А явится — что станешь делать, дева? —
над яблоком запнувшаяся Ева?..
Себя предложишь для любви и муки?
Ему протянешь розовые руки
и радостное ровное лицо,
как наливное спелое яйцо?
(Друг Пушкин, насладись победой,
спиритку юную отведай.)
Июньской ночи наважденье,
неслышный шепот, блюдце, свечи.
Отроковицы, словно печи,
раскалены от напряженья.
И Пушкин здесь, но он не станет
мизинцем блюдечко толкать
и вспоминать порядок букв,
от коих начал отвыкать.
ЗАПОВЕДНИК
Январский дождь, глянцующий окрестность,
подчёркивает нашу неуместность
в местах обетованных, где избыток
величия и памятных открыток.
Вот суета, вот войлочные тапки,
экскурсовод — пленённый голубок,
и ранящие душу в левый бок
различной падалью торгующие бабки.
Мы пешими пройдем все расстоянья,
чтоб рассмотреть добро и достоянье.
На жёлтом льду рыбаческих озер
переживём блаженство и позор.
...Идти по льду к чернеющему парку,
на мнимый свет, на призрачную арку,
бояться трещин, лунок, чёрной глуби,
и психовать, и радоваться в кубе.
Внести гуськом на пасмурную сушу
смешное тело, маленькую душу.
Дурацкий подвиг в качестве подарка
с поклоном положить у края парка,
прикрывши смесью смеха и юродства
самим себе внушенное уродство...
* * *
Читая братьев Карамазовых,
глубоких и неодноразовых —
как жизнь твоя встает на цыпки,
на цыпках дышит и живёт!..
Но как моменты эти зыбки...
...Вот груша — плод полузапретный:
бедраст, фигурист, золотист.
Чу! сладкий дух её конфетный
тебе предсказывал дантист.
Читая братьев окаянных,
жалеешь всех больных и пьяных,
старуху на одной ноге
и эту жизнь на букву "г".
Так и живи, читая братьев,
все двери в мир законопатив,
и слыша вопль из-за стены —
не верь подначкам сатаны,
а верь печатному листу...
Чу! Русью пахнет за версту —
здесь русский дух, здесь Русью пахнет.
Проезжий проститутку трахнет,
забравшись с нею под перрон —
а ты не верь, все это сон.
Всё это пакостное чтиво,
а жизнь — возвышенно-учтива,
в обложке чёрно-золотой
под тёплой литерой литой.
* * *
Бытовая магия вроде бытовой химии.
Ядовитая, едкая, а пахнет хвоей и яблоком.

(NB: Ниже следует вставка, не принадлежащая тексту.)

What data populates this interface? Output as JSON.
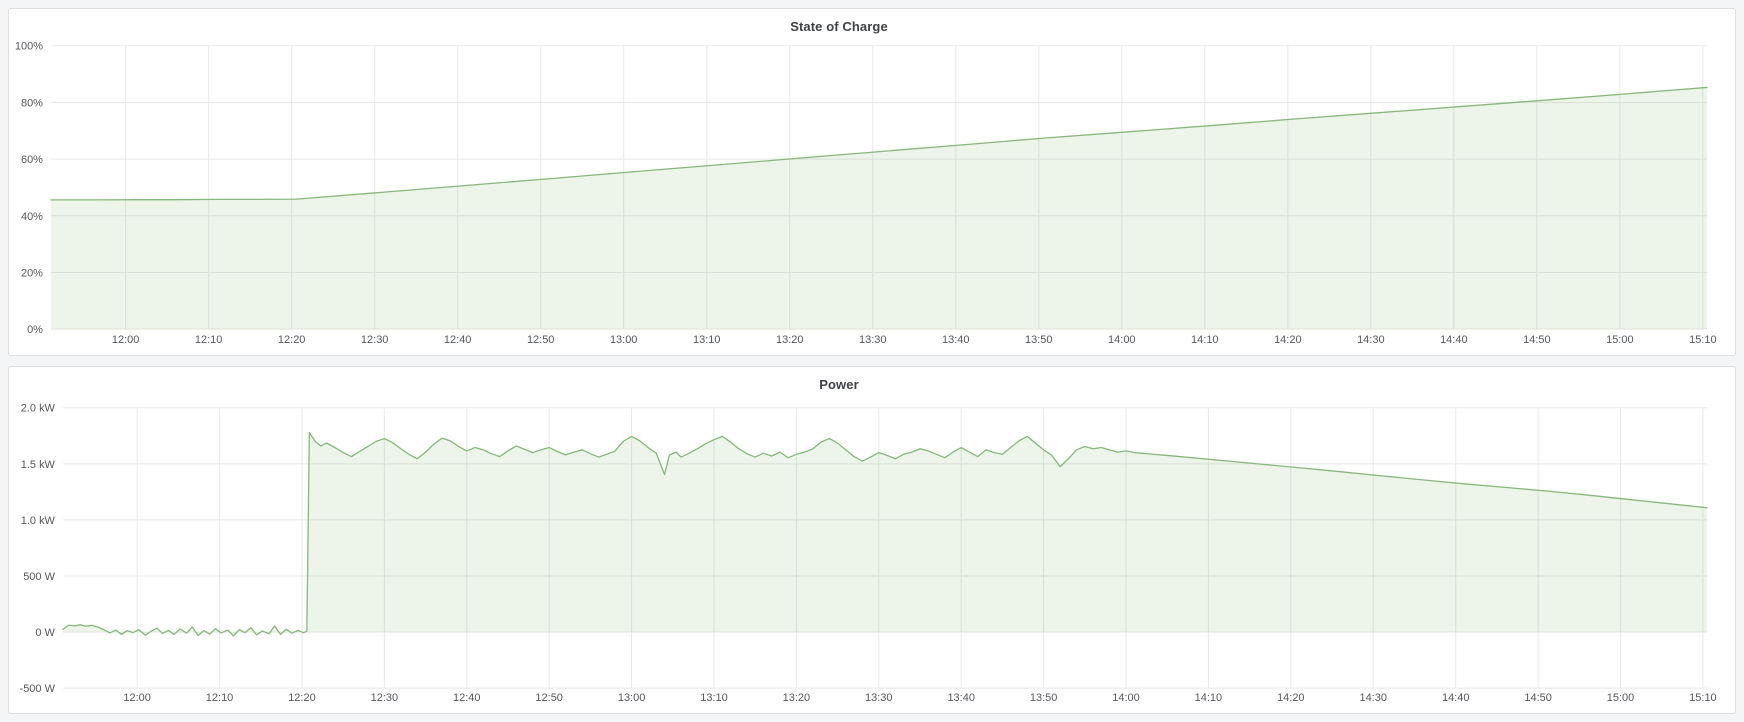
{
  "colors": {
    "page_bg": "#f4f5f7",
    "panel_bg": "#ffffff",
    "panel_border": "#dcdee0",
    "title_text": "#3f4347",
    "axis_text": "#54575c",
    "grid": "#e7e8e9",
    "series_line": "#84b977",
    "series_fill": "rgba(126,178,106,0.14)"
  },
  "panels": [
    {
      "title": "State of Charge"
    },
    {
      "title": "Power"
    }
  ],
  "chart_data": [
    {
      "type": "area",
      "title": "State of Charge",
      "xlabel": "",
      "ylabel": "",
      "unit": "percent",
      "grid": true,
      "legend": "none",
      "xlim_minutes": [
        711,
        910.5
      ],
      "ylim": [
        0,
        100
      ],
      "fill_to": 0,
      "y_ticks": [
        {
          "value": 0,
          "label": "0%"
        },
        {
          "value": 20,
          "label": "20%"
        },
        {
          "value": 40,
          "label": "40%"
        },
        {
          "value": 60,
          "label": "60%"
        },
        {
          "value": 80,
          "label": "80%"
        },
        {
          "value": 100,
          "label": "100%"
        }
      ],
      "x_ticks": [
        {
          "min": 720,
          "label": "12:00"
        },
        {
          "min": 730,
          "label": "12:10"
        },
        {
          "min": 740,
          "label": "12:20"
        },
        {
          "min": 750,
          "label": "12:30"
        },
        {
          "min": 760,
          "label": "12:40"
        },
        {
          "min": 770,
          "label": "12:50"
        },
        {
          "min": 780,
          "label": "13:00"
        },
        {
          "min": 790,
          "label": "13:10"
        },
        {
          "min": 800,
          "label": "13:20"
        },
        {
          "min": 810,
          "label": "13:30"
        },
        {
          "min": 820,
          "label": "13:40"
        },
        {
          "min": 830,
          "label": "13:50"
        },
        {
          "min": 840,
          "label": "14:00"
        },
        {
          "min": 850,
          "label": "14:10"
        },
        {
          "min": 860,
          "label": "14:20"
        },
        {
          "min": 870,
          "label": "14:30"
        },
        {
          "min": 880,
          "label": "14:40"
        },
        {
          "min": 890,
          "label": "14:50"
        },
        {
          "min": 900,
          "label": "15:00"
        },
        {
          "min": 910,
          "label": "15:10"
        }
      ],
      "series": [
        {
          "name": "State of Charge",
          "points": [
            [
              711,
              45.6
            ],
            [
              716,
              45.6
            ],
            [
              721,
              45.7
            ],
            [
              726,
              45.7
            ],
            [
              731,
              45.8
            ],
            [
              736,
              45.8
            ],
            [
              740.6,
              45.9
            ],
            [
              751,
              48.3
            ],
            [
              761,
              50.7
            ],
            [
              771,
              53.1
            ],
            [
              781,
              55.5
            ],
            [
              791,
              57.9
            ],
            [
              801,
              60.3
            ],
            [
              811,
              62.7
            ],
            [
              821,
              65.1
            ],
            [
              831,
              67.5
            ],
            [
              841,
              69.7
            ],
            [
              851,
              71.9
            ],
            [
              861,
              74.2
            ],
            [
              871,
              76.4
            ],
            [
              881,
              78.6
            ],
            [
              891,
              80.8
            ],
            [
              901,
              83.1
            ],
            [
              910.5,
              85.3
            ]
          ]
        }
      ]
    },
    {
      "type": "area",
      "title": "Power",
      "xlabel": "",
      "ylabel": "",
      "unit": "watt",
      "grid": true,
      "legend": "none",
      "xlim_minutes": [
        711,
        910.5
      ],
      "ylim": [
        -500,
        2000
      ],
      "fill_to": 0,
      "y_ticks": [
        {
          "value": -500,
          "label": "-500 W"
        },
        {
          "value": 0,
          "label": "0 W"
        },
        {
          "value": 500,
          "label": "500 W"
        },
        {
          "value": 1000,
          "label": "1.0 kW"
        },
        {
          "value": 1500,
          "label": "1.5 kW"
        },
        {
          "value": 2000,
          "label": "2.0 kW"
        }
      ],
      "x_ticks": [
        {
          "min": 720,
          "label": "12:00"
        },
        {
          "min": 730,
          "label": "12:10"
        },
        {
          "min": 740,
          "label": "12:20"
        },
        {
          "min": 750,
          "label": "12:30"
        },
        {
          "min": 760,
          "label": "12:40"
        },
        {
          "min": 770,
          "label": "12:50"
        },
        {
          "min": 780,
          "label": "13:00"
        },
        {
          "min": 790,
          "label": "13:10"
        },
        {
          "min": 800,
          "label": "13:20"
        },
        {
          "min": 810,
          "label": "13:30"
        },
        {
          "min": 820,
          "label": "13:40"
        },
        {
          "min": 830,
          "label": "13:50"
        },
        {
          "min": 840,
          "label": "14:00"
        },
        {
          "min": 850,
          "label": "14:10"
        },
        {
          "min": 860,
          "label": "14:20"
        },
        {
          "min": 870,
          "label": "14:30"
        },
        {
          "min": 880,
          "label": "14:40"
        },
        {
          "min": 890,
          "label": "14:50"
        },
        {
          "min": 900,
          "label": "15:00"
        },
        {
          "min": 910,
          "label": "15:10"
        }
      ],
      "series": [
        {
          "name": "Power",
          "points": [
            [
              711,
              25
            ],
            [
              711.7,
              62
            ],
            [
              712.4,
              55
            ],
            [
              713.1,
              65
            ],
            [
              713.8,
              52
            ],
            [
              714.5,
              60
            ],
            [
              715.2,
              45
            ],
            [
              716,
              20
            ],
            [
              716.7,
              -8
            ],
            [
              717.4,
              18
            ],
            [
              718.1,
              -20
            ],
            [
              718.8,
              12
            ],
            [
              719.5,
              -5
            ],
            [
              720.2,
              22
            ],
            [
              721,
              -28
            ],
            [
              721.7,
              8
            ],
            [
              722.4,
              35
            ],
            [
              723.1,
              -12
            ],
            [
              723.8,
              15
            ],
            [
              724.5,
              -22
            ],
            [
              725.2,
              28
            ],
            [
              726,
              -10
            ],
            [
              726.7,
              45
            ],
            [
              727.4,
              -30
            ],
            [
              728.1,
              12
            ],
            [
              728.8,
              -18
            ],
            [
              729.5,
              30
            ],
            [
              730.2,
              -8
            ],
            [
              731,
              18
            ],
            [
              731.7,
              -35
            ],
            [
              732.4,
              22
            ],
            [
              733.1,
              -5
            ],
            [
              733.8,
              40
            ],
            [
              734.5,
              -25
            ],
            [
              735.2,
              10
            ],
            [
              736,
              -15
            ],
            [
              736.7,
              55
            ],
            [
              737.4,
              -20
            ],
            [
              738.1,
              25
            ],
            [
              738.8,
              -10
            ],
            [
              739.5,
              15
            ],
            [
              740.2,
              -5
            ],
            [
              740.6,
              8
            ],
            [
              740.9,
              1780
            ],
            [
              741.6,
              1700
            ],
            [
              742.3,
              1660
            ],
            [
              743,
              1685
            ],
            [
              744,
              1645
            ],
            [
              745,
              1600
            ],
            [
              746,
              1565
            ],
            [
              747,
              1610
            ],
            [
              748,
              1655
            ],
            [
              749,
              1700
            ],
            [
              750,
              1725
            ],
            [
              751,
              1690
            ],
            [
              752,
              1635
            ],
            [
              753,
              1585
            ],
            [
              754,
              1545
            ],
            [
              755,
              1605
            ],
            [
              756,
              1675
            ],
            [
              757,
              1730
            ],
            [
              758,
              1705
            ],
            [
              759,
              1655
            ],
            [
              760,
              1615
            ],
            [
              761,
              1645
            ],
            [
              762,
              1625
            ],
            [
              763,
              1590
            ],
            [
              764,
              1565
            ],
            [
              765,
              1615
            ],
            [
              766,
              1660
            ],
            [
              767,
              1630
            ],
            [
              768,
              1600
            ],
            [
              769,
              1625
            ],
            [
              770,
              1645
            ],
            [
              771,
              1610
            ],
            [
              772,
              1580
            ],
            [
              773,
              1605
            ],
            [
              774,
              1625
            ],
            [
              775,
              1590
            ],
            [
              776,
              1560
            ],
            [
              777,
              1585
            ],
            [
              778,
              1615
            ],
            [
              779,
              1700
            ],
            [
              780,
              1745
            ],
            [
              781,
              1705
            ],
            [
              782,
              1645
            ],
            [
              783,
              1595
            ],
            [
              784,
              1405
            ],
            [
              784.6,
              1580
            ],
            [
              785.4,
              1605
            ],
            [
              786,
              1560
            ],
            [
              787,
              1595
            ],
            [
              788,
              1635
            ],
            [
              789,
              1680
            ],
            [
              790,
              1715
            ],
            [
              791,
              1745
            ],
            [
              792,
              1695
            ],
            [
              793,
              1635
            ],
            [
              794,
              1590
            ],
            [
              795,
              1560
            ],
            [
              796,
              1595
            ],
            [
              797,
              1570
            ],
            [
              798,
              1605
            ],
            [
              799,
              1555
            ],
            [
              800,
              1585
            ],
            [
              801,
              1605
            ],
            [
              802,
              1635
            ],
            [
              803,
              1695
            ],
            [
              804,
              1725
            ],
            [
              805,
              1685
            ],
            [
              806,
              1625
            ],
            [
              807,
              1565
            ],
            [
              808,
              1525
            ],
            [
              809,
              1560
            ],
            [
              810,
              1600
            ],
            [
              811,
              1575
            ],
            [
              812,
              1545
            ],
            [
              813,
              1585
            ],
            [
              814,
              1605
            ],
            [
              815,
              1635
            ],
            [
              816,
              1615
            ],
            [
              817,
              1585
            ],
            [
              818,
              1555
            ],
            [
              819,
              1605
            ],
            [
              820,
              1645
            ],
            [
              821,
              1605
            ],
            [
              822,
              1565
            ],
            [
              823,
              1625
            ],
            [
              824,
              1600
            ],
            [
              825,
              1585
            ],
            [
              826,
              1645
            ],
            [
              827,
              1705
            ],
            [
              828,
              1745
            ],
            [
              829,
              1685
            ],
            [
              830,
              1625
            ],
            [
              831,
              1575
            ],
            [
              832,
              1475
            ],
            [
              833,
              1545
            ],
            [
              834,
              1625
            ],
            [
              835,
              1655
            ],
            [
              836,
              1635
            ],
            [
              837,
              1645
            ],
            [
              838,
              1625
            ],
            [
              839,
              1605
            ],
            [
              840,
              1615
            ],
            [
              841,
              1600
            ],
            [
              846,
              1568
            ],
            [
              851,
              1535
            ],
            [
              856,
              1500
            ],
            [
              861,
              1465
            ],
            [
              866,
              1430
            ],
            [
              871,
              1393
            ],
            [
              876,
              1357
            ],
            [
              881,
              1322
            ],
            [
              886,
              1290
            ],
            [
              891,
              1258
            ],
            [
              896,
              1222
            ],
            [
              901,
              1183
            ],
            [
              906,
              1144
            ],
            [
              910.5,
              1108
            ]
          ]
        }
      ]
    }
  ]
}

Подсчитываем палочки, на что-то надеемся.
Придаём значение цифрам, сноскам и выдержкам,
всяким мятым помойным билетикам.
Всё знаем и умеем, кроме ждать и молчать.

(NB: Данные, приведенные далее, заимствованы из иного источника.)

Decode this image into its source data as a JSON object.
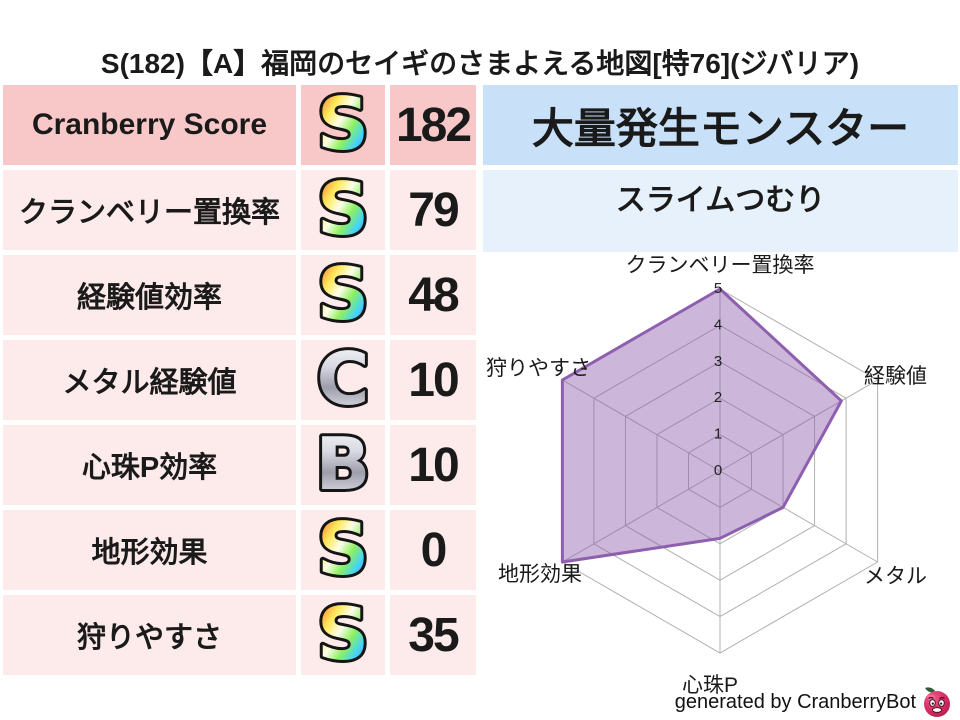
{
  "title": "S(182)【A】福岡のセイギのさまよえる地図[特76](ジバリア)",
  "stats_table": {
    "rows": [
      {
        "label": "Cranberry Score",
        "rank": "S",
        "rank_style": "rainbow",
        "value": "182",
        "highlight": true
      },
      {
        "label": "クランベリー置換率",
        "rank": "S",
        "rank_style": "rainbow",
        "value": "79",
        "highlight": false
      },
      {
        "label": "経験値効率",
        "rank": "S",
        "rank_style": "rainbow",
        "value": "48",
        "highlight": false
      },
      {
        "label": "メタル経験値",
        "rank": "C",
        "rank_style": "silver",
        "value": "10",
        "highlight": false
      },
      {
        "label": "心珠P効率",
        "rank": "B",
        "rank_style": "silver",
        "value": "10",
        "highlight": false
      },
      {
        "label": "地形効果",
        "rank": "S",
        "rank_style": "rainbow",
        "value": "0",
        "highlight": false
      },
      {
        "label": "狩りやすさ",
        "rank": "S",
        "rank_style": "rainbow",
        "value": "35",
        "highlight": false
      }
    ]
  },
  "monster_panel": {
    "header": "大量発生モンスター",
    "name": "スライムつむり"
  },
  "chart_data": {
    "type": "radar",
    "categories": [
      "クランベリー置換率",
      "経験値",
      "メタル",
      "心珠P",
      "地形効果",
      "狩りやすさ"
    ],
    "values": [
      5,
      3.85,
      2,
      1.85,
      5,
      5
    ],
    "axis_range": [
      0,
      5
    ],
    "ticks": [
      "0",
      "1",
      "2",
      "3",
      "4",
      "5"
    ],
    "grid": true,
    "legend": false,
    "colors": {
      "fill": "rgba(142,95,174,0.45)",
      "stroke": "#8e5fae",
      "grid": "#b0b0b0",
      "tick_text": "#222222",
      "label_text": "#1a1a1a"
    }
  },
  "footer": {
    "credit_text": "generated by CranberryBot",
    "logo_icon": "cranberry-mascot-icon"
  },
  "colors": {
    "row_highlight_bg": "#f8c8c8",
    "row_normal_bg": "#fdeaea",
    "monster_header_bg": "#c9e1f8",
    "monster_name_bg": "#e7f1fb",
    "title_text": "#1a1a1a"
  }
}
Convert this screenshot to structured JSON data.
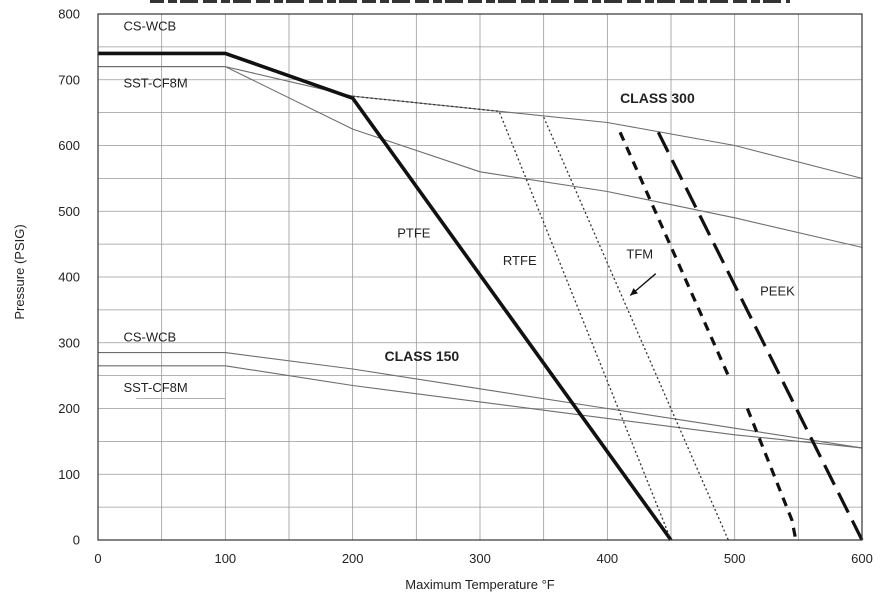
{
  "chart_data": {
    "type": "line",
    "title": "",
    "xlabel": "Maximum Temperature °F",
    "ylabel": "Pressure (PSIG)",
    "xlim": [
      0,
      600
    ],
    "ylim": [
      0,
      800
    ],
    "x_ticks": [
      "0",
      "100",
      "200",
      "300",
      "400",
      "500",
      "600"
    ],
    "y_ticks": [
      "0",
      "100",
      "200",
      "300",
      "400",
      "500",
      "600",
      "700",
      "800"
    ],
    "grid": true,
    "series": [
      {
        "name": "CS-WCB",
        "group": "CLASS 300",
        "style": "thin-solid",
        "points": [
          [
            0,
            720
          ],
          [
            100,
            720
          ],
          [
            200,
            675
          ],
          [
            300,
            655
          ],
          [
            400,
            635
          ],
          [
            500,
            600
          ],
          [
            600,
            550
          ]
        ]
      },
      {
        "name": "SST-CF8M",
        "group": "CLASS 300",
        "style": "thin-solid",
        "points": [
          [
            0,
            720
          ],
          [
            100,
            720
          ],
          [
            200,
            625
          ],
          [
            300,
            560
          ],
          [
            400,
            530
          ],
          [
            500,
            490
          ],
          [
            600,
            445
          ]
        ]
      },
      {
        "name": "CS-WCB",
        "group": "CLASS 150",
        "style": "thin-solid",
        "points": [
          [
            0,
            285
          ],
          [
            100,
            285
          ],
          [
            200,
            260
          ],
          [
            300,
            230
          ],
          [
            400,
            200
          ],
          [
            500,
            170
          ],
          [
            600,
            140
          ]
        ]
      },
      {
        "name": "SST-CF8M",
        "group": "CLASS 150",
        "style": "thin-solid",
        "points": [
          [
            0,
            265
          ],
          [
            100,
            265
          ],
          [
            200,
            235
          ],
          [
            300,
            210
          ],
          [
            400,
            185
          ],
          [
            500,
            160
          ],
          [
            600,
            140
          ]
        ]
      },
      {
        "name": "PTFE",
        "style": "thick-solid",
        "points": [
          [
            0,
            740
          ],
          [
            100,
            740
          ],
          [
            200,
            672
          ],
          [
            450,
            0
          ]
        ]
      },
      {
        "name": "RTFE",
        "style": "dotted",
        "points": [
          [
            200,
            675
          ],
          [
            315,
            652
          ],
          [
            450,
            0
          ]
        ]
      },
      {
        "name": "TFM",
        "style": "dotted",
        "points": [
          [
            350,
            643
          ],
          [
            495,
            0
          ]
        ]
      },
      {
        "name": "PEEK",
        "style": "dashed",
        "points": [
          [
            410,
            620
          ],
          [
            495,
            250
          ]
        ]
      },
      {
        "name": "PEEK",
        "style": "dashed",
        "points": [
          [
            510,
            200
          ],
          [
            545,
            30
          ],
          [
            548,
            0
          ]
        ]
      },
      {
        "name": "PEEK",
        "style": "long-dashed",
        "points": [
          [
            440,
            620
          ],
          [
            600,
            0
          ]
        ]
      }
    ],
    "annotations": [
      {
        "text": "CS-WCB",
        "x": 20,
        "y": 775
      },
      {
        "text": "SST-CF8M",
        "x": 20,
        "y": 688
      },
      {
        "text": "CLASS 300",
        "x": 410,
        "y": 665,
        "bold": true
      },
      {
        "text": "PTFE",
        "x": 235,
        "y": 460
      },
      {
        "text": "RTFE",
        "x": 318,
        "y": 418
      },
      {
        "text": "TFM",
        "x": 415,
        "y": 428
      },
      {
        "text": "PEEK",
        "x": 520,
        "y": 372
      },
      {
        "text": "CS-WCB",
        "x": 20,
        "y": 302
      },
      {
        "text": "CLASS 150",
        "x": 225,
        "y": 272,
        "bold": true
      },
      {
        "text": "SST-CF8M",
        "x": 20,
        "y": 225
      }
    ]
  }
}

Зато суета как заварка чайная
залепила все входы и выходы.
Вода стоит мутная, мыльная, жирная.
Жалобная на дне ложечка серебряная.
Дитя расхворалось от этого ужаса.
Как будто не его мы заклинали, подманивали,
и обещали взамен барашка кудрявого.
Не пей вина, мама, а то стану козленочком.
Поговори со мной мама, поиграй, побегай,
попрячься со мною за занавески.
А тебе подарю все мои богатства,
все мои картонки, мои железки.
Я, говорит, помню маму маленькую,
детскую, не светскую, воробья, котёнка.
Так говорит он, а говорить-то не умеет.
Это я как медиум слышу и повторяю.
Я обучу дитя счастливым билетам,
гадать по фонарям, синим шапкам и красным «ладам».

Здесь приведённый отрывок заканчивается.